Saudi Arabia and Russia’s decision to extend their oil production cuts has paid off, with both countries set to see their oil revenues increase. Energy Aspects analysis quoted by the Wall Street Journal estimates that Saudi Arabia’s oil revenues could be $30 million a day higher this quarter compared to the last one, while Russia’s oil revenues could expand by $2.8 billion over the same period. The cuts have pushed oil prices higher, as demand continues to remain strong. However, a recent report from the International Energy Agency (IEA) warns that oil demand must drop by about a third by 2030 in order to achieve net-zero emissions targets.
The IEA’s messaging on the need for a reduction in oil demand was not welcomed by oil producers, particularly Saudi Arabia, who argue that the low appetite for investments in new oil and gas supply will jeopardize supply security. JP Morgan’s head of energy equity research, Chrystian Malek, predicts a volatile supercycle for hydrocarbons, with oil prices potentially reaching $150 per barrel, and prices staying above $100 until the end of the decade due to short supply. However, the impact of high oil prices on demand remains unclear, with some suggesting that demand destruction may only occur when crude oil prices reach $100 to $110 per barrel and gasoline prices rise to $4.00 to $4.25 per gallon.
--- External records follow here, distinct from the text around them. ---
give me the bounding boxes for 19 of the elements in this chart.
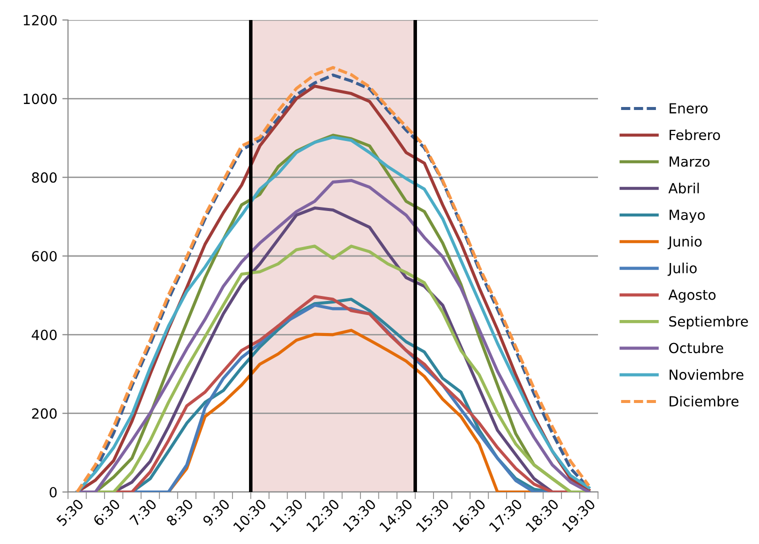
y-tick-label: 1200 [24,14,57,26]
legend-label: Octubre [669,342,724,354]
y-tick-label: 600 [32,250,57,262]
y-tick-label: 200 [32,408,57,419]
legend-label: Enero [670,103,708,114]
legend-label: Marzo [670,156,710,167]
y-tick-label: 800 [32,172,57,183]
y-tick-label: 400 [32,330,57,340]
legend-label: Septiembre [669,316,748,330]
legend-label: Abril [668,182,699,194]
legend-label: Diciembre [670,396,738,407]
legend-label: Junio [668,236,702,250]
legend-label: Mayo [670,210,705,223]
legend-label: Julio [668,262,697,276]
legend-label: Agosto [668,290,716,303]
legend-label: Noviembre [670,369,744,380]
y-tick-label: 1000 [24,94,57,104]
y-tick-label: 0 [50,486,57,498]
legend-label: Febrero [670,129,720,140]
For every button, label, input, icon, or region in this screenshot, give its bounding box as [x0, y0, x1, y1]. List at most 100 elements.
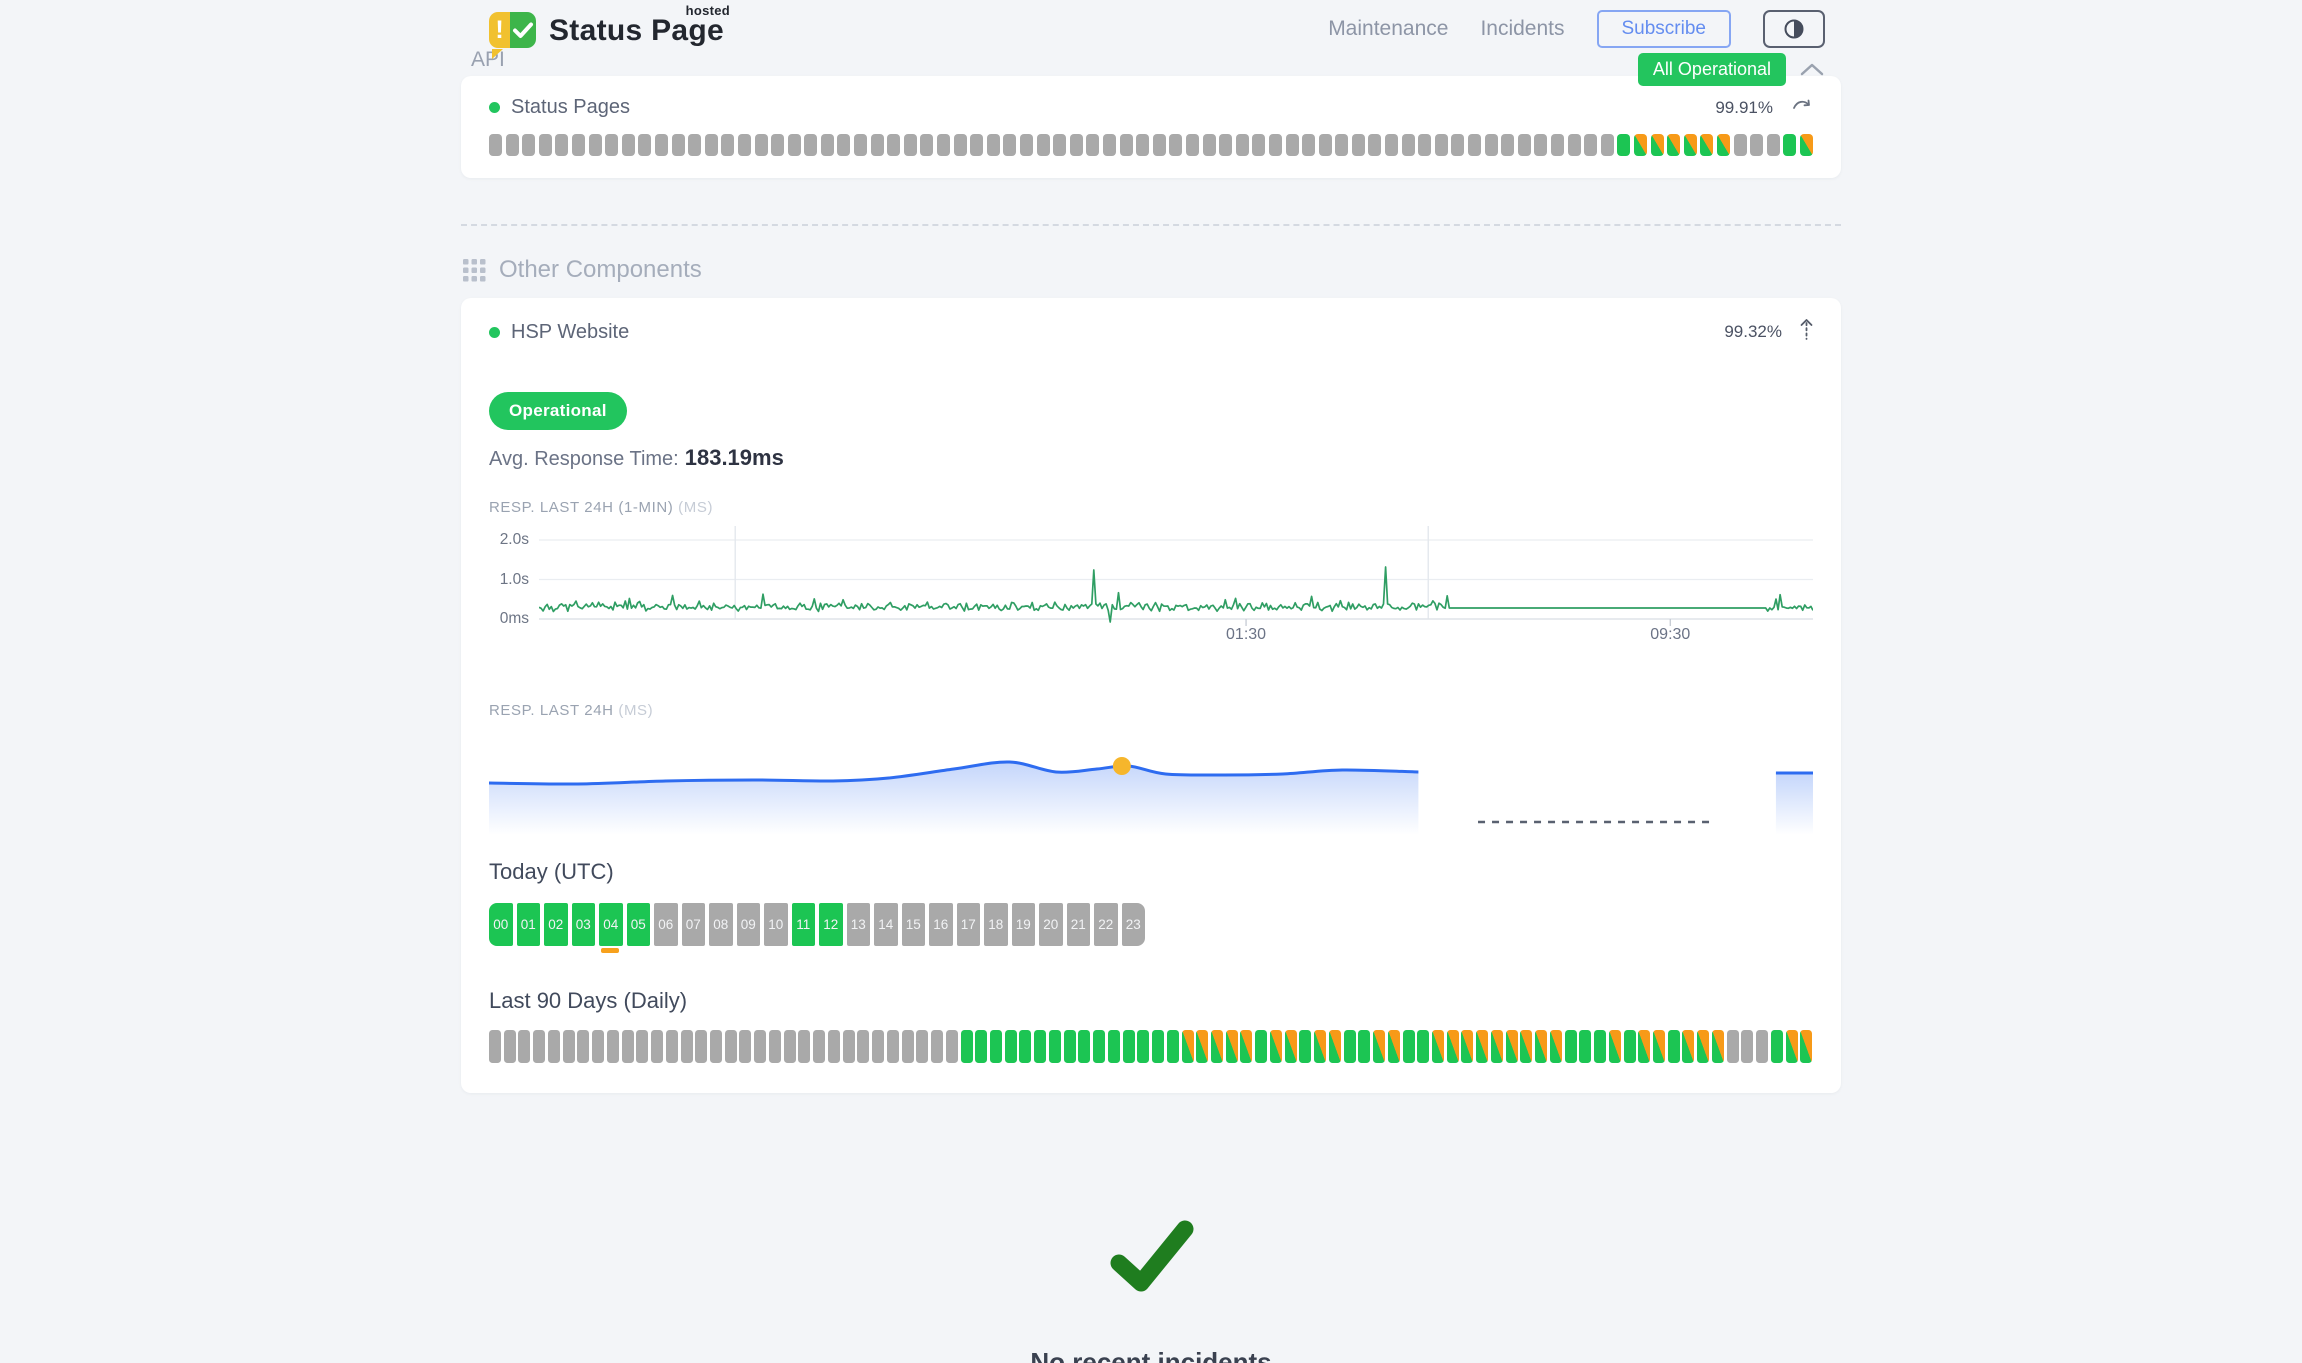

Despite rising oil prices, demand for oil in India has continued to rise, indicating that the impact of high prices on demand may vary across countries. The success of Saudi Arabia and Russia’s production cuts demonstrates the ongoing resilience of oil demand, but the key question is when demand will begin to be eroded by high prices. As the IEA highlights the need for a reduction in oil demand, oil producers face the challenge of balancing their desire for higher prices with the risk of demand destruction caused by these higher prices.